Cover Story

'Trace' Draws a Solid Fan Base

By Marc D. Allan
Special to The Washington Post
Sunday, March 18, 2007; Page Y05

Fans of the missing-persons drama "Without a Trace" know little about the early life of Samantha Spade, the FBI investigator played by Poppy Montgomery. That changes tonight with the first of a two-part story in which Spade's sister is introduced -- and then goes missing.

"We find out some stuff that's incredibly dark about her past and her relationship with her family," Montgomery said of her character. She declined to elaborate in hopes of, as she said with a laugh, being "vague yet intriguing."


TV Week

Executive producers Greg Walker and Jan Nash were willing to share a bit more. Those who follow the show, they said, have seen hints in the second and third seasons of Spade's broken family, along with allegations of abuse. And in an episode earlier this season, Spade reacted impassionedly to the case of a missing artist.

"That episode ends with what appears to be a flashback from Samantha Spade's point of view of someone being hit with a shovel," Nash said. The episodes tonight and next Sunday "start to answer what that incident was about and why she had such a strong emotional reaction to that one case."

If "Desperate Housewives" had worked up a story line like this, the anticipation would be intense. But "Without a Trace" has generated little of what Hollywood likes to call "heat" -- the attention that creates headlines and yields magazine cover stories.

"I haven't had to buy a tux yet in five years, and I don't know if I'll need to," Walker said. "But we're everybody's mom's or sister's or aunt's favorite show."

"Without a Trace" debuted in 2002, going head-to-head with -- and ultimately beating -- "ER" on Thursdays at 10 p.m. Since moving to Sundays this past fall, the show has regularly won its time slot despite being delayed frequently during football season. "Trace" averages more than 14 million viewers per week and earlier this season passed the 100-episode landmark, which sent it into syndication. TNT airs the syndicated reruns on Wednesdays at 6, 7 and 11 p.m.

"It's huge recognition from our fans," Montgomery said. "Having done five series that failed, it seems to me like such enormous recognition just to hit our 100-episode mark and have such a huge audience. I know how hard it is to get a hit show on the air, so I feel like it's recognized a lot."

Walker said he thinks "Without a Trace" is an under-the-radar type of show. "No one feels abused and isolated," he said, "and no one feels like we're in a situation where we're completely undernourished in terms of praise."

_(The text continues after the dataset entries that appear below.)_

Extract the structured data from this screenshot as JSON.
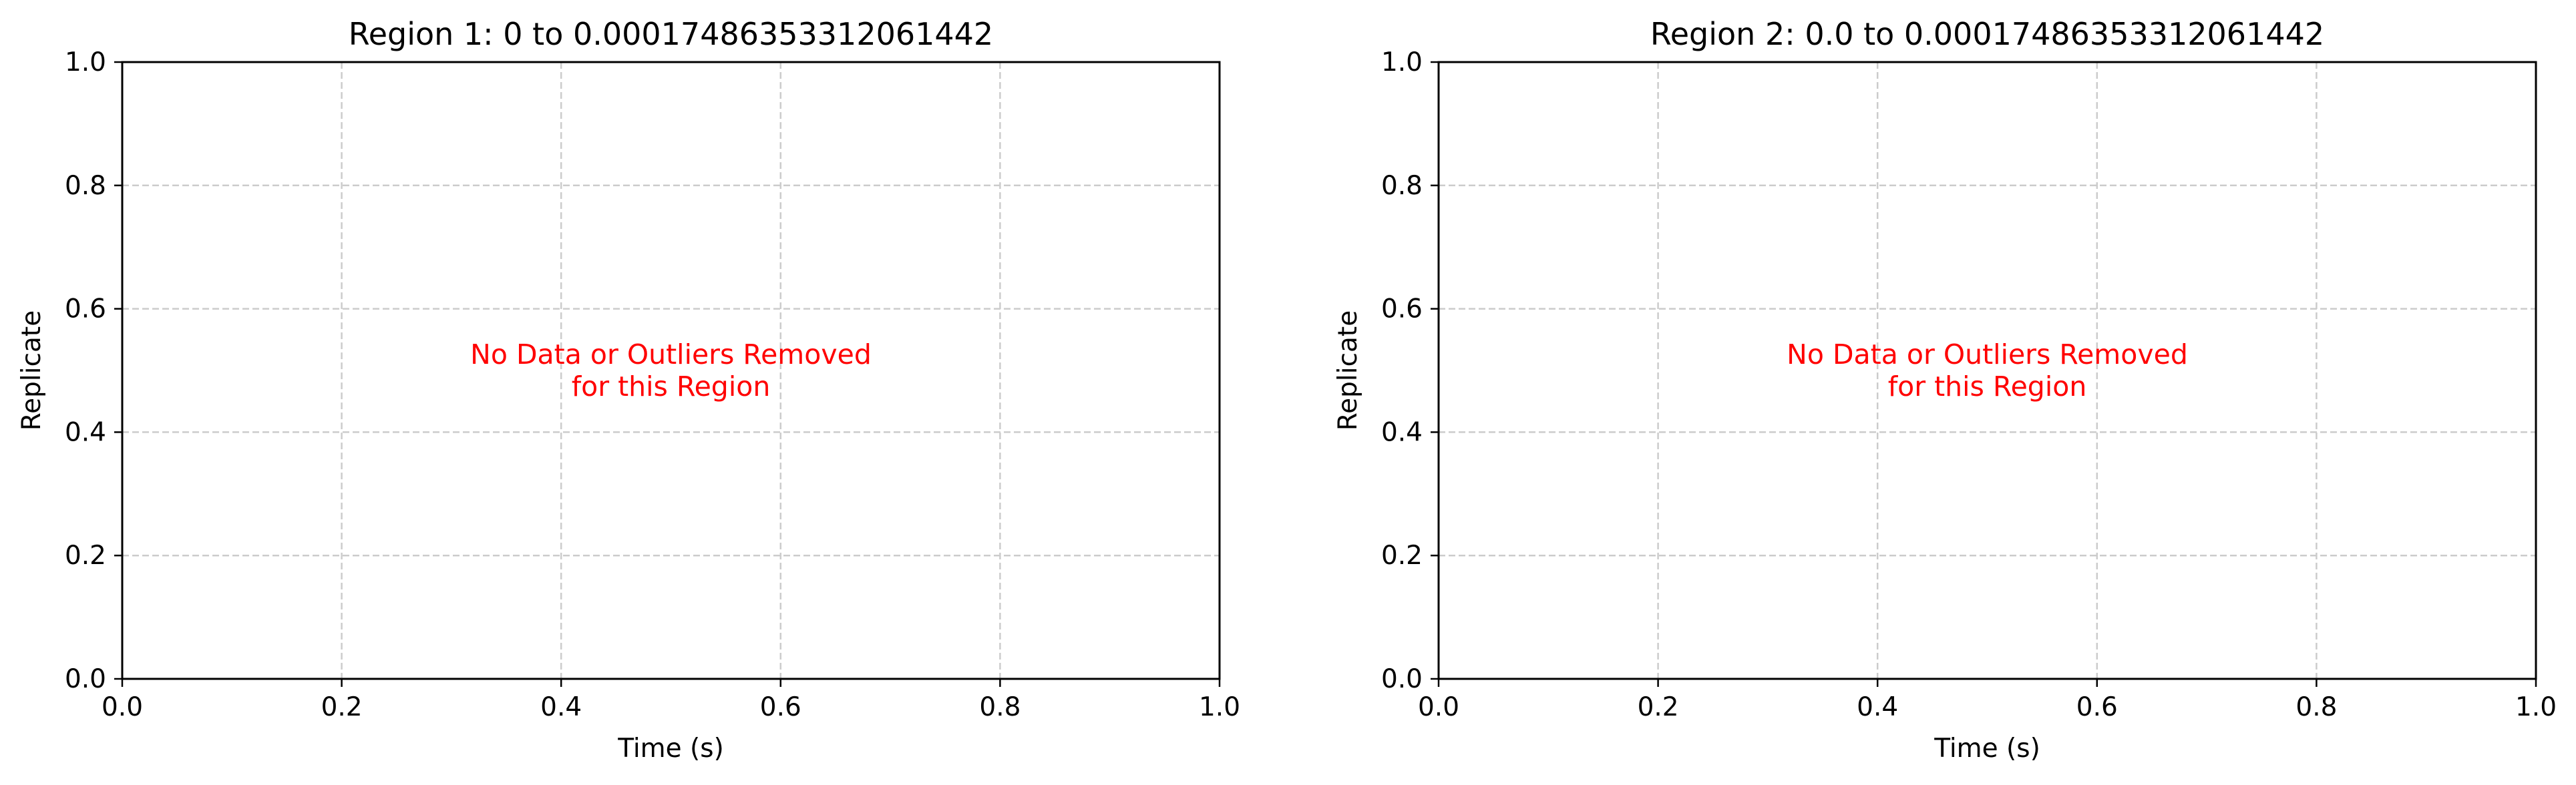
{
  "chart_data": [
    {
      "type": "scatter",
      "title": "Region 1: 0 to 0.00017486353312061442",
      "xlabel": "Time (s)",
      "ylabel": "Replicate",
      "xlim": [
        0.0,
        1.0
      ],
      "ylim": [
        0.0,
        1.0
      ],
      "x_ticks": [
        "0.0",
        "0.2",
        "0.4",
        "0.6",
        "0.8",
        "1.0"
      ],
      "y_ticks": [
        "0.0",
        "0.2",
        "0.4",
        "0.6",
        "0.8",
        "1.0"
      ],
      "grid": true,
      "series": [],
      "annotation": {
        "lines": [
          "No Data or Outliers Removed",
          "for this Region"
        ],
        "color": "#ff0000"
      }
    },
    {
      "type": "scatter",
      "title": "Region 2: 0.0 to 0.00017486353312061442",
      "xlabel": "Time (s)",
      "ylabel": "Replicate",
      "xlim": [
        0.0,
        1.0
      ],
      "ylim": [
        0.0,
        1.0
      ],
      "x_ticks": [
        "0.0",
        "0.2",
        "0.4",
        "0.6",
        "0.8",
        "1.0"
      ],
      "y_ticks": [
        "0.0",
        "0.2",
        "0.4",
        "0.6",
        "0.8",
        "1.0"
      ],
      "grid": true,
      "series": [],
      "annotation": {
        "lines": [
          "No Data or Outliers Removed",
          "for this Region"
        ],
        "color": "#ff0000"
      }
    }
  ]
}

The series succeeds, he and Nash said, because it deals in hope. In the first season, senior agent Jack Malone (Anthony LaPaglia) called himself "a hope junkie," and that phrase is never far from the minds of the writers.

The show doesn't open with a dead body, the way procedural dramas such as "Law & Order" and the "CSIs" typically do. Instead, the mystery begins with what happens just before someone vanishes. The missing person's story is then told through a series of flashbacks that explain the circumstances behind the disappearance.

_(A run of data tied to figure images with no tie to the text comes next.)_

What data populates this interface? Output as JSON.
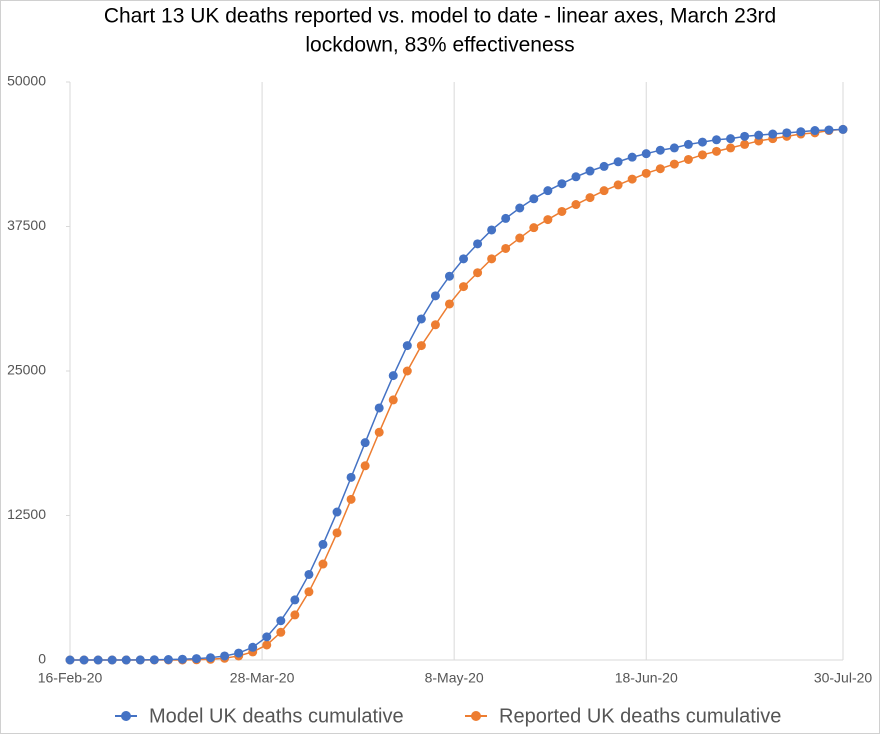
{
  "chart_data": {
    "type": "line",
    "title": [
      "Chart 13 UK deaths reported vs. model to date -  linear axes, March 23rd",
      "lockdown, 83% effectiveness"
    ],
    "x": [
      "2020-02-16",
      "2020-02-19",
      "2020-02-22",
      "2020-02-25",
      "2020-02-28",
      "2020-03-02",
      "2020-03-05",
      "2020-03-08",
      "2020-03-11",
      "2020-03-14",
      "2020-03-17",
      "2020-03-20",
      "2020-03-23",
      "2020-03-26",
      "2020-03-29",
      "2020-04-01",
      "2020-04-04",
      "2020-04-07",
      "2020-04-10",
      "2020-04-13",
      "2020-04-16",
      "2020-04-19",
      "2020-04-22",
      "2020-04-25",
      "2020-04-28",
      "2020-05-01",
      "2020-05-04",
      "2020-05-07",
      "2020-05-10",
      "2020-05-13",
      "2020-05-16",
      "2020-05-19",
      "2020-05-22",
      "2020-05-25",
      "2020-05-28",
      "2020-05-31",
      "2020-06-03",
      "2020-06-06",
      "2020-06-09",
      "2020-06-12",
      "2020-06-15",
      "2020-06-18",
      "2020-06-21",
      "2020-06-24",
      "2020-06-27",
      "2020-06-30",
      "2020-07-03",
      "2020-07-06",
      "2020-07-09",
      "2020-07-12",
      "2020-07-15",
      "2020-07-18",
      "2020-07-21",
      "2020-07-24",
      "2020-07-27",
      "2020-07-30"
    ],
    "series": [
      {
        "name": "Model UK deaths cumulative",
        "color": "#4472c4",
        "values": [
          0,
          0,
          0,
          0,
          0,
          10,
          20,
          40,
          70,
          120,
          200,
          350,
          600,
          1100,
          2000,
          3400,
          5200,
          7400,
          10000,
          12800,
          15800,
          18800,
          21800,
          24600,
          27200,
          29500,
          31500,
          33200,
          34700,
          36000,
          37200,
          38200,
          39100,
          39900,
          40600,
          41200,
          41800,
          42300,
          42700,
          43100,
          43500,
          43800,
          44100,
          44300,
          44600,
          44800,
          45000,
          45100,
          45300,
          45400,
          45500,
          45600,
          45700,
          45800,
          45850,
          45900
        ]
      },
      {
        "name": "Reported UK deaths cumulative",
        "color": "#ed7d31",
        "values": [
          0,
          0,
          0,
          0,
          0,
          0,
          0,
          0,
          0,
          20,
          60,
          150,
          350,
          700,
          1300,
          2400,
          3900,
          5900,
          8300,
          11000,
          13900,
          16800,
          19700,
          22500,
          25000,
          27200,
          29000,
          30800,
          32300,
          33500,
          34700,
          35600,
          36500,
          37400,
          38100,
          38800,
          39400,
          40000,
          40600,
          41100,
          41600,
          42100,
          42500,
          42900,
          43300,
          43700,
          44000,
          44300,
          44600,
          44900,
          45100,
          45300,
          45500,
          45600,
          45800,
          45900
        ]
      }
    ],
    "xlim": [
      "2020-02-16",
      "2020-07-30"
    ],
    "xticks": [
      {
        "value": "2020-02-16",
        "label": "16-Feb-20"
      },
      {
        "value": "2020-03-28",
        "label": "28-Mar-20"
      },
      {
        "value": "2020-05-08",
        "label": "8-May-20"
      },
      {
        "value": "2020-06-18",
        "label": "18-Jun-20"
      },
      {
        "value": "2020-07-30",
        "label": "30-Jul-20"
      }
    ],
    "ylim": [
      0,
      50000
    ],
    "yticks": [
      0,
      12500,
      25000,
      37500,
      50000
    ],
    "grid": "x",
    "legend": "bottom"
  }
}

The "Without a Trace" detectives will usually find the missing person and, in the process, solve the crime -- but the outcome isn't always a happy one.

"Procedurals like 'Without a Trace' have been a staple of TV since the '50s," said Jason Mittell, an assistant professor of American studies and film and media culture at Middlebury College in Vermont. "It's a very comfortable format. You know when you watch that things will be resolved by the end of the episode.

"Most procedurals have a mystery focus, so whether it's a murder mystery like 'CSI' or a medical mystery like 'House,' there's a real sense of 'There's a problem, you're going to spend an hour figuring out how it happened, and by the end there'll be an answer.' And traditionally, the answer is reassuring -- the bad guy is caught, the victim is found," Mittell said.

Rather than stealing from the headlines, some episodes of "Without a Trace" have eerily seemed to forecast them. The Laci Peterson case in California made news months after a Season 1 episode was filmed that centered on a missing pregnant woman. During the second season, the show told the story of a priest involved in a hit-and-run accident; an Arizona bishop was charged in a fatal hit-and-run soon after. And this season's first episode dealt with a boy held captive, a story that played out a lot like the case of missing teens Shawn Hornbeck and Ben Ownby in Missouri in January.

If that sounds spooky, imagine how the writers feel. In brainstorming episode ideas, Nash said, chuckling, "there's a standard rule around here that no writer of a procedural television show should go missing."